Erickson argued that since the shooting happened in a public place, he doesn’t think the right to privacy applies.

“When walking around in public, you have no reasonable expectation of privacy for a police officer who approaches you with a body-worn camera,” Erickson said. “And the same would happen with a police shooting or an incident on a public road.”

Erickson said the city would have a better case against airing footage involving private homes or more intimate encounters.

The police department says it is working on refining its policy before taking it to the police union.

“Not great, but it’s good”

Nusret Sahin is a professor at the University of Stockton in New Jersey who has researched body-worn camera policies across the country as they are implemented.

He described Anchorage’s draft body camera policy as “not so great, but that’s fine.”

Sahin said one area of ​​concern is that there is no section of the policy that requires officers to notify residents that the camera is on. He also thinks officers should have clearer instructions on when to turn on the cameras, instead of leaving it entirely up to their discretion.

Sahin agrees with the city that there are valid privacy issues with the automatic release of images to the public without deletion and before an investigation is complete.

But he said there are ways to be more transparent with victims and their families.
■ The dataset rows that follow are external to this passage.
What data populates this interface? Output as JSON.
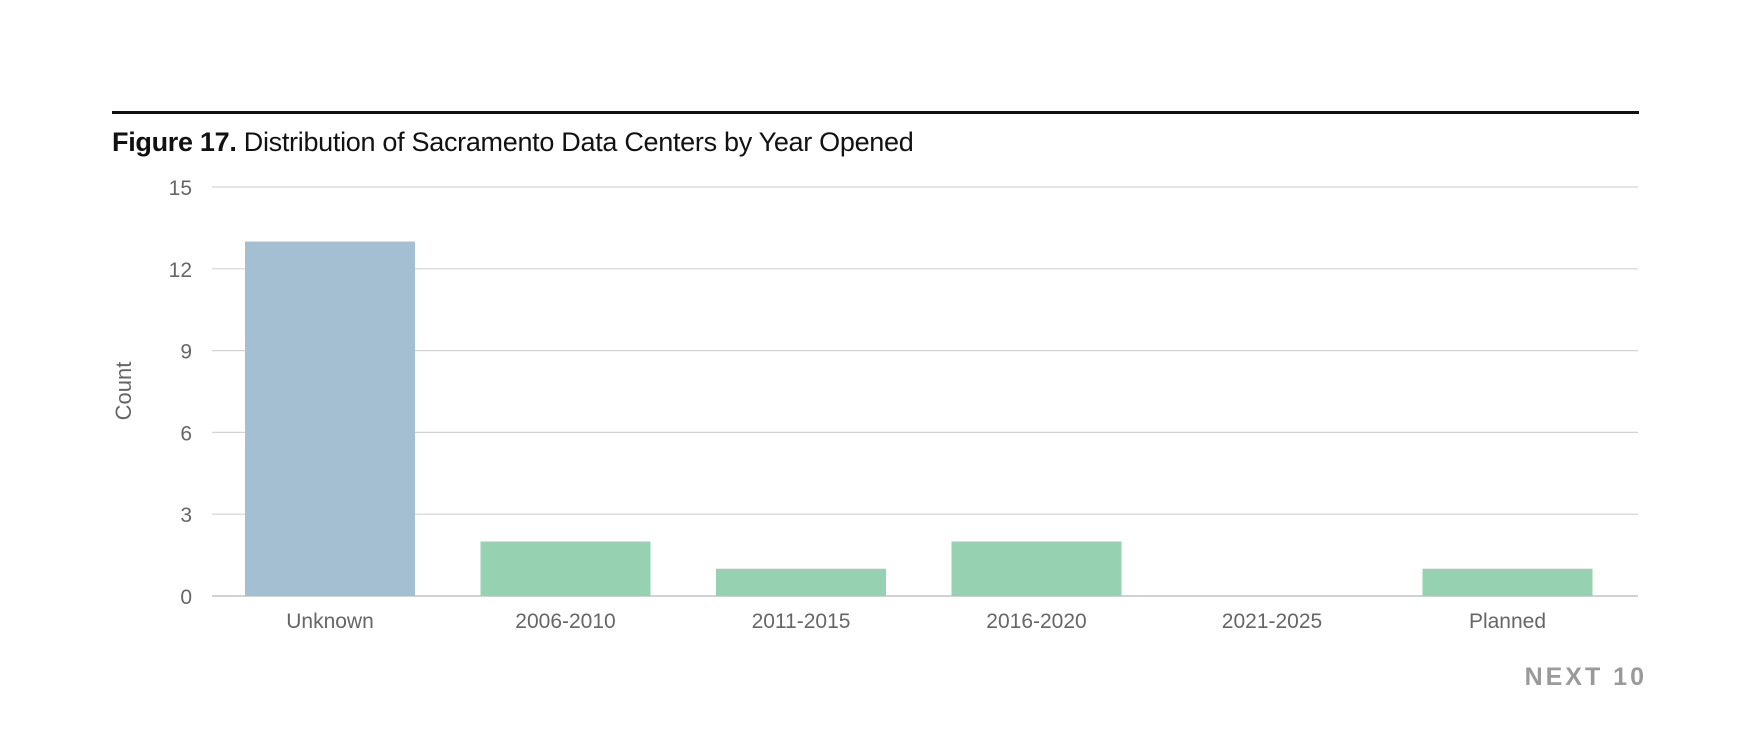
{
  "figure": {
    "number_label": "Figure 17.",
    "title_text": "Distribution of Sacramento Data Centers by Year Opened"
  },
  "brand": {
    "text": "NEXT 10"
  },
  "colors": {
    "highlight_bar": "#a4bfd2",
    "bar": "#96d1b1",
    "gridline": "#d3d3d3",
    "axis_text": "#666666",
    "title_rule": "#111111",
    "brand_text": "#9a9a9a"
  },
  "chart_data": {
    "type": "bar",
    "title": "Distribution of Sacramento Data Centers by Year Opened",
    "xlabel": "",
    "ylabel": "Count",
    "categories": [
      "Unknown",
      "2006-2010",
      "2011-2015",
      "2016-2020",
      "2021-2025",
      "Planned"
    ],
    "values": [
      13,
      2,
      1,
      2,
      0,
      1
    ],
    "highlight_categories": [
      "Unknown"
    ],
    "ylim": [
      0,
      15
    ],
    "yticks": [
      0,
      3,
      6,
      9,
      12,
      15
    ],
    "grid": true,
    "legend": "none"
  }
}
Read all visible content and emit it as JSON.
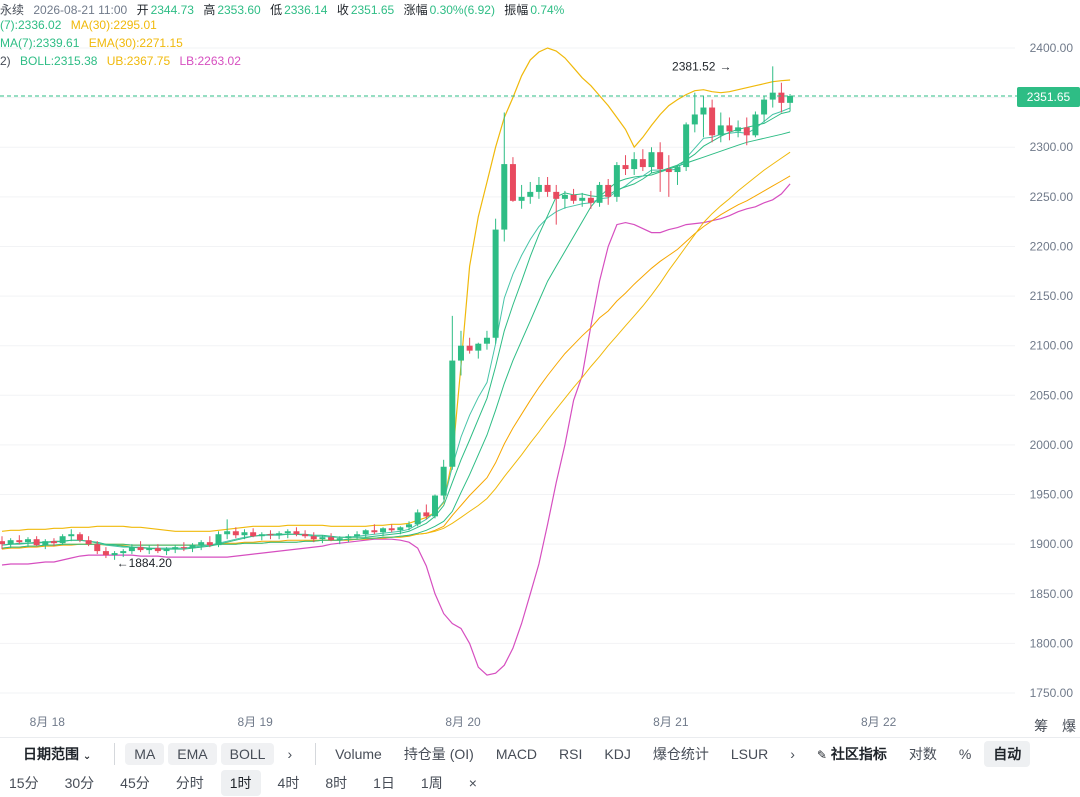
{
  "header": {
    "line1": {
      "name": "永续",
      "datetime": "2026-08-21 11:00",
      "open_label": "开",
      "open": "2344.73",
      "high_label": "高",
      "high": "2353.60",
      "low_label": "低",
      "low": "2336.14",
      "close_label": "收",
      "close": "2351.65",
      "change_label": "涨幅",
      "change": "0.30%(6.92)",
      "amp_label": "振幅",
      "amp": "0.74%"
    },
    "line2": {
      "ma7": "(7):2336.02",
      "ma30": "MA(30):2295.01"
    },
    "line3": {
      "ema7": "MA(7):2339.61",
      "ema30": "EMA(30):2271.15"
    },
    "line4": {
      "prefix": "2)",
      "boll": "BOLL:2315.38",
      "ub": "UB:2367.75",
      "lb": "LB:2263.02"
    }
  },
  "colors": {
    "up": "#2ebd85",
    "down": "#e84a5f",
    "ma7": "#2ebd85",
    "ma30": "#f0b90b",
    "ema7": "#47c4a8",
    "ema30": "#f7a600",
    "boll_mid": "#2ebd85",
    "ub": "#f0b90b",
    "lb": "#d64fc0",
    "grid": "#f2f3f5",
    "axis_text": "#707a8a"
  },
  "chart_data": {
    "type": "candlestick",
    "y_ticks": [
      "2400.00",
      "2350.00",
      "2300.00",
      "2250.00",
      "2200.00",
      "2150.00",
      "2100.00",
      "2050.00",
      "2000.00",
      "1950.00",
      "1900.00",
      "1850.00",
      "1800.00",
      "1750.00"
    ],
    "ylim": [
      1725,
      2420
    ],
    "x_ticks": [
      {
        "label": "8月 18",
        "index": 2
      },
      {
        "label": "8月 19",
        "index": 26
      },
      {
        "label": "8月 20",
        "index": 50
      },
      {
        "label": "8月 21",
        "index": 74
      },
      {
        "label": "8月 22",
        "index": 98
      }
    ],
    "current_price": "2351.65",
    "max_annotation": {
      "text": "2381.52",
      "index": 84,
      "value": 2381.52
    },
    "min_annotation": {
      "text": "1884.20",
      "index": 13,
      "value": 1884.2
    },
    "candles": [
      [
        1903,
        1908,
        1895,
        1900
      ],
      [
        1900,
        1906,
        1896,
        1904
      ],
      [
        1904,
        1909,
        1900,
        1902
      ],
      [
        1902,
        1907,
        1897,
        1905
      ],
      [
        1905,
        1908,
        1898,
        1899
      ],
      [
        1899,
        1905,
        1895,
        1903
      ],
      [
        1903,
        1906,
        1898,
        1901
      ],
      [
        1901,
        1910,
        1899,
        1908
      ],
      [
        1908,
        1915,
        1903,
        1910
      ],
      [
        1910,
        1912,
        1902,
        1904
      ],
      [
        1904,
        1908,
        1898,
        1900
      ],
      [
        1900,
        1903,
        1890,
        1893
      ],
      [
        1893,
        1897,
        1886,
        1889
      ],
      [
        1889,
        1893,
        1884.2,
        1891
      ],
      [
        1891,
        1895,
        1887,
        1893
      ],
      [
        1893,
        1900,
        1890,
        1897
      ],
      [
        1897,
        1903,
        1892,
        1894
      ],
      [
        1894,
        1899,
        1890,
        1896
      ],
      [
        1896,
        1900,
        1891,
        1893
      ],
      [
        1893,
        1897,
        1889,
        1895
      ],
      [
        1895,
        1899,
        1891,
        1897
      ],
      [
        1897,
        1902,
        1893,
        1896
      ],
      [
        1896,
        1901,
        1892,
        1899
      ],
      [
        1899,
        1904,
        1894,
        1902
      ],
      [
        1902,
        1908,
        1897,
        1899
      ],
      [
        1899,
        1913,
        1897,
        1910
      ],
      [
        1910,
        1925,
        1905,
        1913
      ],
      [
        1913,
        1917,
        1906,
        1909
      ],
      [
        1909,
        1915,
        1905,
        1912
      ],
      [
        1912,
        1916,
        1907,
        1908
      ],
      [
        1908,
        1912,
        1904,
        1910
      ],
      [
        1910,
        1914,
        1905,
        1909
      ],
      [
        1909,
        1913,
        1905,
        1911
      ],
      [
        1911,
        1915,
        1906,
        1913
      ],
      [
        1913,
        1917,
        1908,
        1910
      ],
      [
        1910,
        1914,
        1906,
        1908
      ],
      [
        1908,
        1912,
        1902,
        1905
      ],
      [
        1905,
        1909,
        1901,
        1907
      ],
      [
        1907,
        1911,
        1903,
        1904
      ],
      [
        1904,
        1908,
        1900,
        1906
      ],
      [
        1906,
        1910,
        1902,
        1908
      ],
      [
        1908,
        1913,
        1905,
        1910
      ],
      [
        1910,
        1915,
        1906,
        1914
      ],
      [
        1914,
        1920,
        1910,
        1912
      ],
      [
        1912,
        1917,
        1908,
        1916
      ],
      [
        1916,
        1920,
        1912,
        1914
      ],
      [
        1914,
        1918,
        1910,
        1917
      ],
      [
        1917,
        1923,
        1914,
        1920
      ],
      [
        1920,
        1935,
        1918,
        1932
      ],
      [
        1932,
        1940,
        1925,
        1928
      ],
      [
        1928,
        1950,
        1926,
        1949
      ],
      [
        1949,
        1985,
        1945,
        1978
      ],
      [
        1978,
        2130,
        1975,
        2085
      ],
      [
        2085,
        2115,
        2070,
        2100
      ],
      [
        2100,
        2108,
        2092,
        2095
      ],
      [
        2095,
        2103,
        2087,
        2102
      ],
      [
        2102,
        2115,
        2096,
        2108
      ],
      [
        2108,
        2228,
        2102,
        2217
      ],
      [
        2217,
        2335,
        2205,
        2283
      ],
      [
        2283,
        2290,
        2245,
        2246
      ],
      [
        2246,
        2262,
        2238,
        2250
      ],
      [
        2250,
        2265,
        2243,
        2255
      ],
      [
        2255,
        2270,
        2248,
        2262
      ],
      [
        2262,
        2270,
        2250,
        2255
      ],
      [
        2255,
        2262,
        2222,
        2248
      ],
      [
        2248,
        2256,
        2238,
        2252
      ],
      [
        2252,
        2258,
        2243,
        2246
      ],
      [
        2246,
        2254,
        2240,
        2249
      ],
      [
        2249,
        2256,
        2238,
        2244
      ],
      [
        2244,
        2265,
        2240,
        2262
      ],
      [
        2262,
        2268,
        2242,
        2250
      ],
      [
        2250,
        2285,
        2245,
        2282
      ],
      [
        2282,
        2292,
        2272,
        2278
      ],
      [
        2278,
        2295,
        2272,
        2288
      ],
      [
        2288,
        2298,
        2276,
        2280
      ],
      [
        2280,
        2300,
        2274,
        2295
      ],
      [
        2295,
        2305,
        2255,
        2278
      ],
      [
        2278,
        2292,
        2250,
        2275
      ],
      [
        2275,
        2282,
        2262,
        2280
      ],
      [
        2280,
        2325,
        2276,
        2323
      ],
      [
        2323,
        2355,
        2315,
        2333
      ],
      [
        2333,
        2352,
        2310,
        2340
      ],
      [
        2340,
        2348,
        2305,
        2312
      ],
      [
        2312,
        2335,
        2305,
        2322
      ],
      [
        2322,
        2330,
        2307,
        2316
      ],
      [
        2316,
        2327,
        2310,
        2320
      ],
      [
        2320,
        2330,
        2302,
        2312
      ],
      [
        2312,
        2336,
        2310,
        2333
      ],
      [
        2333,
        2352,
        2325,
        2348
      ],
      [
        2348,
        2381.52,
        2340,
        2355
      ],
      [
        2355,
        2365,
        2335,
        2344.73
      ],
      [
        2344.73,
        2353.6,
        2336.14,
        2351.65
      ]
    ],
    "series": {
      "MA7": [
        1899,
        1900,
        1901,
        1901,
        1902,
        1902,
        1903,
        1903,
        1904,
        1904,
        1903,
        1902,
        1900,
        1899,
        1898,
        1897,
        1896,
        1896,
        1895,
        1895,
        1895,
        1895,
        1896,
        1897,
        1898,
        1900,
        1902,
        1904,
        1906,
        1908,
        1909,
        1910,
        1910,
        1910,
        1910,
        1910,
        1909,
        1909,
        1908,
        1907,
        1907,
        1907,
        1907,
        1908,
        1909,
        1910,
        1911,
        1913,
        1917,
        1921,
        1928,
        1939,
        1962,
        1985,
        2005,
        2026,
        2047,
        2079,
        2115,
        2141,
        2165,
        2190,
        2212,
        2231,
        2250,
        2254,
        2252,
        2253,
        2251,
        2250,
        2252,
        2257,
        2260,
        2263,
        2268,
        2274,
        2276,
        2279,
        2282,
        2287,
        2293,
        2301,
        2306,
        2311,
        2315,
        2318,
        2320,
        2322,
        2324,
        2329,
        2334,
        2336.02
      ],
      "MA30": [
        1896,
        1897,
        1897,
        1898,
        1898,
        1899,
        1899,
        1900,
        1900,
        1900,
        1900,
        1900,
        1900,
        1900,
        1900,
        1899,
        1899,
        1899,
        1899,
        1899,
        1899,
        1899,
        1899,
        1899,
        1899,
        1900,
        1900,
        1900,
        1901,
        1901,
        1901,
        1902,
        1902,
        1902,
        1902,
        1903,
        1903,
        1904,
        1904,
        1904,
        1905,
        1905,
        1906,
        1906,
        1907,
        1907,
        1908,
        1909,
        1910,
        1911,
        1913,
        1916,
        1921,
        1927,
        1933,
        1939,
        1946,
        1956,
        1968,
        1979,
        1990,
        2002,
        2013,
        2025,
        2036,
        2047,
        2058,
        2068,
        2079,
        2089,
        2100,
        2110,
        2120,
        2130,
        2140,
        2151,
        2163,
        2176,
        2188,
        2200,
        2212,
        2224,
        2233,
        2241,
        2248,
        2256,
        2263,
        2270,
        2277,
        2283,
        2289,
        2295.01
      ],
      "EMA7": [
        1899,
        1900,
        1900,
        1901,
        1901,
        1902,
        1902,
        1903,
        1904,
        1904,
        1903,
        1901,
        1899,
        1898,
        1897,
        1897,
        1897,
        1896,
        1896,
        1896,
        1896,
        1896,
        1897,
        1898,
        1899,
        1901,
        1903,
        1905,
        1907,
        1908,
        1909,
        1909,
        1909,
        1910,
        1910,
        1909,
        1908,
        1908,
        1907,
        1907,
        1907,
        1908,
        1909,
        1910,
        1911,
        1912,
        1913,
        1915,
        1920,
        1925,
        1932,
        1943,
        1978,
        2008,
        2030,
        2048,
        2063,
        2102,
        2148,
        2172,
        2191,
        2207,
        2220,
        2229,
        2235,
        2239,
        2241,
        2243,
        2244,
        2248,
        2249,
        2256,
        2261,
        2268,
        2271,
        2277,
        2277,
        2277,
        2278,
        2289,
        2299,
        2309,
        2310,
        2313,
        2314,
        2315,
        2314,
        2319,
        2326,
        2333,
        2336,
        2339.61
      ],
      "EMA30": [
        1895,
        1896,
        1896,
        1897,
        1897,
        1898,
        1898,
        1899,
        1899,
        1900,
        1900,
        1900,
        1899,
        1899,
        1899,
        1899,
        1899,
        1899,
        1899,
        1899,
        1899,
        1899,
        1899,
        1899,
        1899,
        1900,
        1901,
        1901,
        1902,
        1902,
        1903,
        1903,
        1903,
        1904,
        1904,
        1904,
        1904,
        1904,
        1904,
        1904,
        1904,
        1905,
        1905,
        1906,
        1906,
        1907,
        1907,
        1908,
        1910,
        1911,
        1914,
        1918,
        1929,
        1939,
        1949,
        1958,
        1967,
        1982,
        2001,
        2017,
        2031,
        2045,
        2058,
        2070,
        2081,
        2092,
        2101,
        2110,
        2118,
        2128,
        2135,
        2145,
        2153,
        2162,
        2170,
        2178,
        2185,
        2191,
        2197,
        2205,
        2213,
        2220,
        2226,
        2232,
        2237,
        2242,
        2246,
        2251,
        2256,
        2261,
        2266,
        2271.15
      ],
      "BOLL_UB": [
        1913,
        1914,
        1914,
        1915,
        1915,
        1915,
        1916,
        1916,
        1917,
        1917,
        1917,
        1918,
        1918,
        1918,
        1918,
        1917,
        1917,
        1916,
        1915,
        1914,
        1913,
        1913,
        1913,
        1913,
        1913,
        1914,
        1915,
        1916,
        1917,
        1918,
        1918,
        1918,
        1918,
        1919,
        1919,
        1919,
        1919,
        1919,
        1918,
        1918,
        1918,
        1918,
        1918,
        1919,
        1919,
        1920,
        1920,
        1921,
        1924,
        1927,
        1932,
        1942,
        1985,
        2080,
        2180,
        2230,
        2265,
        2300,
        2330,
        2350,
        2372,
        2388,
        2396,
        2400,
        2397,
        2390,
        2380,
        2370,
        2362,
        2352,
        2342,
        2330,
        2318,
        2300,
        2310,
        2322,
        2333,
        2342,
        2348,
        2353,
        2357,
        2358,
        2356,
        2355,
        2356,
        2358,
        2360,
        2362,
        2364,
        2366,
        2367,
        2367.75
      ],
      "BOLL_MID": [
        1896,
        1897,
        1897,
        1898,
        1898,
        1899,
        1899,
        1900,
        1900,
        1900,
        1900,
        1900,
        1900,
        1900,
        1900,
        1899,
        1899,
        1899,
        1899,
        1899,
        1899,
        1899,
        1899,
        1899,
        1899,
        1900,
        1900,
        1900,
        1901,
        1901,
        1901,
        1902,
        1902,
        1902,
        1902,
        1903,
        1903,
        1904,
        1904,
        1904,
        1905,
        1905,
        1906,
        1906,
        1907,
        1907,
        1908,
        1909,
        1911,
        1914,
        1918,
        1923,
        1933,
        1952,
        1970,
        1990,
        2010,
        2035,
        2062,
        2085,
        2105,
        2125,
        2145,
        2165,
        2180,
        2195,
        2210,
        2225,
        2240,
        2250,
        2258,
        2265,
        2268,
        2270,
        2271,
        2272,
        2275,
        2278,
        2281,
        2284,
        2287,
        2290,
        2293,
        2296,
        2299,
        2302,
        2305,
        2307,
        2309,
        2311,
        2313,
        2315.38
      ],
      "BOLL_LB": [
        1879,
        1880,
        1880,
        1880,
        1881,
        1882,
        1882,
        1884,
        1886,
        1888,
        1889,
        1889,
        1889,
        1889,
        1889,
        1889,
        1888,
        1888,
        1888,
        1887,
        1887,
        1887,
        1887,
        1887,
        1887,
        1887,
        1887,
        1888,
        1889,
        1890,
        1891,
        1892,
        1893,
        1894,
        1895,
        1896,
        1897,
        1898,
        1900,
        1901,
        1902,
        1903,
        1904,
        1905,
        1905,
        1905,
        1904,
        1902,
        1896,
        1878,
        1850,
        1830,
        1820,
        1815,
        1800,
        1776,
        1768,
        1770,
        1778,
        1795,
        1820,
        1850,
        1880,
        1920,
        1962,
        2000,
        2045,
        2070,
        2120,
        2165,
        2200,
        2222,
        2224,
        2222,
        2218,
        2214,
        2214,
        2217,
        2219,
        2222,
        2223,
        2224,
        2226,
        2228,
        2231,
        2235,
        2238,
        2240,
        2244,
        2247,
        2253,
        2263.02
      ]
    }
  },
  "toolbar": {
    "date_range": "日期范围",
    "indicators_main": [
      "MA",
      "EMA",
      "BOLL"
    ],
    "indicators_sub": [
      "Volume",
      "持仓量 (OI)",
      "MACD",
      "RSI",
      "KDJ",
      "爆仓统计",
      "LSUR"
    ],
    "community": "社区指标",
    "log": "对数",
    "percent": "%",
    "auto": "自动"
  },
  "intervals": [
    "15分",
    "30分",
    "45分",
    "分时",
    "1时",
    "4时",
    "8时",
    "1日",
    "1周"
  ],
  "active_interval": "1时",
  "corner_text": [
    "筹",
    "爆"
  ]
}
Sahin is currently working on research with New Jersey body-worn cameras to better improve transparency.

“Our strategy to deal with this is to make the footage available to people who were recorded and who were there that day with the interaction with the police,” Sahin said.

In these cases, even if an investigation is ongoing, the people in the footage could make up their own minds about their own privacy concerns and may potentially have the right to release the footage themselves.

Sahin said part of his research was aimed at helping the Justice Department create federal guidelines on police-worn camera footage, so the process for releasing footage is clearer and works less on a case-by-case basis. case.

“We’re going to get an idea of ​​whether the public expects to access these videos,” Sahin said. “So we’re going to get an idea of ​​the public’s expectations.”

Hodge-Growden, of the Alaska Black Caucus, said while she’s always pushed for the automatic release of footage involving shootings and police misconduct, she’s open to the compromise of releasing footage to people involved in police incidents.

“As long as those people who have a vested interest, like maybe the mother of a young man who was killed, and they have the right to do with the video what protects them as a family,” Hodge said. -Growden.

Other parts of the policy she would like to see include requiring all officers to wear cameras and for the cameras to always be on.

Anchorage Police Chief Michael Kerle said the department will continue to seek public comment on the policy through March 16. After that, he says he will take the final draft policy to the police union.

The police department has yet to announce a date when police will begin wearing the cameras.